There's actually a game of this on 4chan.org/b/ there's a pattern to knowing which word is known and which isn't because the known word is put through a recognizable filter and the unknown one isn't (most of the time). They then put in a specific racial slur in for the unknown word, hoping that just once it'll slip through enough that it makes it into the final OCR'd text.
If captcha system isn't reliable, a new system of deterring spam registration is in order.. maybe the system uses images to direct the user to move the mouse in a certain pattern and then use mouse gesture detection to ascertain if its human..
What? reCAPTCHA is very predictable. There is one word that always looks the same. It's the word, and then the word blurred and slightly skewed and placed on top of itself. The other is a scanned word (or somethings symbols or mathematical equation). That's the bit where they're crowd sourcing book scanning.
You don't have to get it right, and in fact you can type in gibberish if you like, as long as you get the known one right, and the known one is very easy for a human to read.
I know, I know. I like the idea of reCAPTCHA to crowdsource a very hard problem for the common good. I know how it works in and out.
It is awesome.
The only problem: things sound nice in theory do not always work well in practice. I ran into multiple occasions where reCAPTCHA presented me impossible to recognize scans, one extreme example is a printed texture pattern with not a single letter on it.

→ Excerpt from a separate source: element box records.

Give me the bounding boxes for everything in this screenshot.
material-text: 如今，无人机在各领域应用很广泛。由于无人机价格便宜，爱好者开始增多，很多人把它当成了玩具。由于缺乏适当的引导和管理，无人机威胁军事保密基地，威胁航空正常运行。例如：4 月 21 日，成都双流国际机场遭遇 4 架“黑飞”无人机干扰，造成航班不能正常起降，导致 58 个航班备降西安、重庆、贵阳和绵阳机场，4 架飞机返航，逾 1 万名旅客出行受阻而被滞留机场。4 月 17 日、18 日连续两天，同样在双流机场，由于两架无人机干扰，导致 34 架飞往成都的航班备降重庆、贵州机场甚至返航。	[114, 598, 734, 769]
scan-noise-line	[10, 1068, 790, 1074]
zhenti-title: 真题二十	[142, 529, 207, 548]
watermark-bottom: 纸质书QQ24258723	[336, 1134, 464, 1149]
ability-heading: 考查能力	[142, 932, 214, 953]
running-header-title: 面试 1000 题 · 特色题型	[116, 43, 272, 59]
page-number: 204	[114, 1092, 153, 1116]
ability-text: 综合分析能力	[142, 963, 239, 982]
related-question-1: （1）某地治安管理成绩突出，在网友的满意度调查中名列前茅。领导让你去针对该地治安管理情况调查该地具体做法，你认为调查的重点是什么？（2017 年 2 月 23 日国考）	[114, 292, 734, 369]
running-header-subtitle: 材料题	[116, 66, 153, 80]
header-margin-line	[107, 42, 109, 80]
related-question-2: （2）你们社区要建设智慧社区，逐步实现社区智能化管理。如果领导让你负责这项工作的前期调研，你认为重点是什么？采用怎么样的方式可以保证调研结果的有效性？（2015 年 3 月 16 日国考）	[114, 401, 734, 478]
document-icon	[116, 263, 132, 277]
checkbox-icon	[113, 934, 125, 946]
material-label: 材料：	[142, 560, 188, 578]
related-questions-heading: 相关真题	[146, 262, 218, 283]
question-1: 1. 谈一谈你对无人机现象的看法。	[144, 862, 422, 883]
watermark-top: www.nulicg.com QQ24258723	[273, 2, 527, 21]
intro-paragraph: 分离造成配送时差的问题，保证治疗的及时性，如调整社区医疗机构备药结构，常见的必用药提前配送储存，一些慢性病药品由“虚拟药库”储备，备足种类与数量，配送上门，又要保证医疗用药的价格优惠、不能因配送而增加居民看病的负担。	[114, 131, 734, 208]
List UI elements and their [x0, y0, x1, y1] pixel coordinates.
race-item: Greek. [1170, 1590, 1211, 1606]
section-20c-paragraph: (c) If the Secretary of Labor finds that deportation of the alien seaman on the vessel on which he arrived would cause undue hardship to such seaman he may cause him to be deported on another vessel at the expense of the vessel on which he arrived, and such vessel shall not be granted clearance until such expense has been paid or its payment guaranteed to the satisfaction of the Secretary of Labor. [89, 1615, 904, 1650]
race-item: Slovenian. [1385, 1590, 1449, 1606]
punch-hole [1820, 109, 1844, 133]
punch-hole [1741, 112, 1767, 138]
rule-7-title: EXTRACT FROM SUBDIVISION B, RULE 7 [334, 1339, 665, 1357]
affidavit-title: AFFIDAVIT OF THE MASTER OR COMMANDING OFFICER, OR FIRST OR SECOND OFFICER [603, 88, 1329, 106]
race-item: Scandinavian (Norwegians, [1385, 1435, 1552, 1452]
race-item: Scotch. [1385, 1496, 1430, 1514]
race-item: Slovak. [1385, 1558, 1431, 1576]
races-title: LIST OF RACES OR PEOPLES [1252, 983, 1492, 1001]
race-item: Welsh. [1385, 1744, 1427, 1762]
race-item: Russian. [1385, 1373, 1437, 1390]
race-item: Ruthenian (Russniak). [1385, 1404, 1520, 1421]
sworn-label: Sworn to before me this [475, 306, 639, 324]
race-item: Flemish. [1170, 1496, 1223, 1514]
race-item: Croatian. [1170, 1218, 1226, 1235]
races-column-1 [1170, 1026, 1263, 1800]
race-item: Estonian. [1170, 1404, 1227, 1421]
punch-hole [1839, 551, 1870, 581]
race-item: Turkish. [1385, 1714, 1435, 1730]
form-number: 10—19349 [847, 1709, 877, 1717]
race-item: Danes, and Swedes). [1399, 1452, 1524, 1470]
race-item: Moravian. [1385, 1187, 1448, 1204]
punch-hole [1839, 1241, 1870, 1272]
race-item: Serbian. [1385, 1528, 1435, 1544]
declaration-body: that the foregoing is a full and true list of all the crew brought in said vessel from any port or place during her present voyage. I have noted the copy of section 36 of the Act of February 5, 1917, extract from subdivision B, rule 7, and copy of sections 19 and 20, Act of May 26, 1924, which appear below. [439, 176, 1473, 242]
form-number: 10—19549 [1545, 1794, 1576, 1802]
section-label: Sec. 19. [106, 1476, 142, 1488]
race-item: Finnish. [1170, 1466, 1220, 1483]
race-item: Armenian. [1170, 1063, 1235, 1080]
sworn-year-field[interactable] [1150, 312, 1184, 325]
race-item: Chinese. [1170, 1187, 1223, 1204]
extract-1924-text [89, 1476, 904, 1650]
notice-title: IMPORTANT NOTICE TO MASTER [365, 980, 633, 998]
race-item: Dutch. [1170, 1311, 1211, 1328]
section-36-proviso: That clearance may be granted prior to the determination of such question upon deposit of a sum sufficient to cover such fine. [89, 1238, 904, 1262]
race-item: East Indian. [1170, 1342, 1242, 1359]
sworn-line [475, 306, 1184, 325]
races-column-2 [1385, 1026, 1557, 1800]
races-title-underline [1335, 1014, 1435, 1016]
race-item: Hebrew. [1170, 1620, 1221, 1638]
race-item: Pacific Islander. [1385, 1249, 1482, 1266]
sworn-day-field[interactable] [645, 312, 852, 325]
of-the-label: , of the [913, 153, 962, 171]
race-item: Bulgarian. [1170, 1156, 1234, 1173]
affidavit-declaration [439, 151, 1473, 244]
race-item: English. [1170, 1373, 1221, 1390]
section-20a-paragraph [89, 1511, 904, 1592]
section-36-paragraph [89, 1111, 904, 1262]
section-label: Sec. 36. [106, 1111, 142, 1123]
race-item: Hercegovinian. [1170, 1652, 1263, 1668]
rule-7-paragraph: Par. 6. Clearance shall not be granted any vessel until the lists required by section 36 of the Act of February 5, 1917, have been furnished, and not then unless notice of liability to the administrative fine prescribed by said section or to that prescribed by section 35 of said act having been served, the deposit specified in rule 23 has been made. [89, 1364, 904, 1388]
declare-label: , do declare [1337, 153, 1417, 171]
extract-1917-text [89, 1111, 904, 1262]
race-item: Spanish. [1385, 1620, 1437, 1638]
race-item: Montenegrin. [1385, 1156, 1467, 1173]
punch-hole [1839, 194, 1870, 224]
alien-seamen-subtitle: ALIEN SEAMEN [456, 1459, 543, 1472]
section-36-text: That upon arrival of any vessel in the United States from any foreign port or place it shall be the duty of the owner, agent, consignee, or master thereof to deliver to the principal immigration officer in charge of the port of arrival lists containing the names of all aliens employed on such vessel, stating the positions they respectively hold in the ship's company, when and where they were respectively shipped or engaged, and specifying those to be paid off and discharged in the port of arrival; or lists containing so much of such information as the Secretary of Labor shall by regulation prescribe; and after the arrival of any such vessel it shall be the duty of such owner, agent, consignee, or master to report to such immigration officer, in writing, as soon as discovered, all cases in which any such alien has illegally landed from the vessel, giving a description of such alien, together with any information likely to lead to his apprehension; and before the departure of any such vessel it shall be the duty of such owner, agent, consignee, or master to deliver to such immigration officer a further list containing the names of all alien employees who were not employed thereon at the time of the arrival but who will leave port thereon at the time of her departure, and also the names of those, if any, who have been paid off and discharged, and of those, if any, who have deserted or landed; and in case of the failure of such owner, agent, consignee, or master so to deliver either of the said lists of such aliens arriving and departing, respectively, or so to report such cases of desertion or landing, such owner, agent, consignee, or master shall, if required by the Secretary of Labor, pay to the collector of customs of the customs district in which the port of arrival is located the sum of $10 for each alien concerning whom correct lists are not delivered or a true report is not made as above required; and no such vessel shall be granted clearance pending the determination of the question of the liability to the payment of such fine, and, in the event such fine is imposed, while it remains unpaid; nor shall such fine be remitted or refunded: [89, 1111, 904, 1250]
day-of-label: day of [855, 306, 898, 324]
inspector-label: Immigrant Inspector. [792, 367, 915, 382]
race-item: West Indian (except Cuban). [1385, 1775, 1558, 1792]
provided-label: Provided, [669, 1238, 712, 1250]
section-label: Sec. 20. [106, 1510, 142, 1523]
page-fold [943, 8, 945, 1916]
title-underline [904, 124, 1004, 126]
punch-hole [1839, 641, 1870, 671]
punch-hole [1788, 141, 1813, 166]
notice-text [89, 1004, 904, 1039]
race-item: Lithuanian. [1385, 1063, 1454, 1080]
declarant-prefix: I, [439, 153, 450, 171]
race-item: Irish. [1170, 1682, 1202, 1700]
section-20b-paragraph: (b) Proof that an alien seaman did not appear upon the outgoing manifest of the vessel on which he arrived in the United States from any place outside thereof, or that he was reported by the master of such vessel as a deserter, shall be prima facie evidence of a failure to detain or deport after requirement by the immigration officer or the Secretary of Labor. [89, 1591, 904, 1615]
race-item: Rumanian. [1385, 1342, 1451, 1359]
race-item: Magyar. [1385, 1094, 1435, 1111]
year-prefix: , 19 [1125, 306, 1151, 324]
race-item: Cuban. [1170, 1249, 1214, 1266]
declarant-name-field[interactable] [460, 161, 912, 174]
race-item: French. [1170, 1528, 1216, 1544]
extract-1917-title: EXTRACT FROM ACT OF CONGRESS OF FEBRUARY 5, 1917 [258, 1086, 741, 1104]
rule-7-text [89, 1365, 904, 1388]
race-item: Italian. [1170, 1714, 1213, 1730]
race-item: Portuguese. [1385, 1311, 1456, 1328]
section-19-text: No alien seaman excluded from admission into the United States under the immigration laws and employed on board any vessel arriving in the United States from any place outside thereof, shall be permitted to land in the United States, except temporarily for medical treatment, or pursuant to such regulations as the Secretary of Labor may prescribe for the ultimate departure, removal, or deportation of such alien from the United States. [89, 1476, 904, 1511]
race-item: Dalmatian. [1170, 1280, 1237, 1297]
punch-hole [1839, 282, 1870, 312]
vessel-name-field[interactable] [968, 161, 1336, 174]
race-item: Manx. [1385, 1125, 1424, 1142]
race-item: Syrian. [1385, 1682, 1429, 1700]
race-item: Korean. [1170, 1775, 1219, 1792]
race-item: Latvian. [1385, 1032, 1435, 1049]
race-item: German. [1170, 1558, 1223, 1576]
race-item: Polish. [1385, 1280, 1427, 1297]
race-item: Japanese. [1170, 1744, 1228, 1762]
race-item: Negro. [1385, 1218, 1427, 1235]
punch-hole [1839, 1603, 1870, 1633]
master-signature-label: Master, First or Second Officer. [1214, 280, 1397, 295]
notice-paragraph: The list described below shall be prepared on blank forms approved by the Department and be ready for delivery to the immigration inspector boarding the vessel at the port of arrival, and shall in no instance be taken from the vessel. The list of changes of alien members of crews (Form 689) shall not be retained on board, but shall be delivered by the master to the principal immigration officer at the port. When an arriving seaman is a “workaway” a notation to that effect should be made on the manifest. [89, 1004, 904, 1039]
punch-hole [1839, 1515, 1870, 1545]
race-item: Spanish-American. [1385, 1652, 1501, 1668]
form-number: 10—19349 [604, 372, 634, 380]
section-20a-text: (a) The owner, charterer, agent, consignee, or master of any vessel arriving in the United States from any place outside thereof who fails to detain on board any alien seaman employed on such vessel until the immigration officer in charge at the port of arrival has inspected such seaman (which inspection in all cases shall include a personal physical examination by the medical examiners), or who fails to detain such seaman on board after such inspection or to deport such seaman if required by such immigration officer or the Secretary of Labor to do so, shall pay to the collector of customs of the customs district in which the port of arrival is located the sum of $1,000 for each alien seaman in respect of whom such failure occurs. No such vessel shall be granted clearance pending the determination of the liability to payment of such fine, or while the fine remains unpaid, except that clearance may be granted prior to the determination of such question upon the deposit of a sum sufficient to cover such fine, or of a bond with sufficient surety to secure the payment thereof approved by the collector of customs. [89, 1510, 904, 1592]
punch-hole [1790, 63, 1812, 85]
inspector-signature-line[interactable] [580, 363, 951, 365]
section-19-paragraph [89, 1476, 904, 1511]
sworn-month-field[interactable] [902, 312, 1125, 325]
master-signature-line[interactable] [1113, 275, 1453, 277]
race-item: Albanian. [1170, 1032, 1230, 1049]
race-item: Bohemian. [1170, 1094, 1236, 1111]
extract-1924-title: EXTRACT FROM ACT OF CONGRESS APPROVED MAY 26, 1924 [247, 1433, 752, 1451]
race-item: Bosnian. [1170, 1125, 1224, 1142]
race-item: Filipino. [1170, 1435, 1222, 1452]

Your average, non-tech-savvy customers will never know how the system works. They shouldn't either, otherwise the whole idea of reCAPTCHA would have been defeated.
Judging by the volume of complaints about it on various support forums, it is really a bad idea to deploy it in production when you care even slightly about usability, user experience, or simply conversion rate.
<!-- Layer contains table with 5 cols (width is divide by no of chars) contains Captcha Chars -->
It was however, nice of them to label the spot where my breaker should scrape the characters. (Bonus points for that label being pseudo-code for my scraper)
There is a big difference between using CAPTCHA against bots / SPAM and using CAPTCHA to stop something like a brute force attack (see nice implementation by gmail, showing CAPTCHA after several incorrect password attempts. Nice compromise).
codinghorror.com (iirc) was using "captcha" which never changed, you just had to enter "orange". Or was it tbray.org? Anyway, Atwood claims, that naive approach was 99.9% effective: http://www.codinghorror.com/blog/2006/10/captcha-effectivene...
My position is that ANY form of captcha which requires some action by visitor is broken by design and should not be used at all.
Simple captcha like this will stop most of the automattic not targeted attacs. And if someone decides to write CAPTHCA breaker specifically for this site, nothing can help—then you either degrade to the level than even humans cannot say what characters are on the screen or it is cheeper to hire Mechanical Turk to do the job.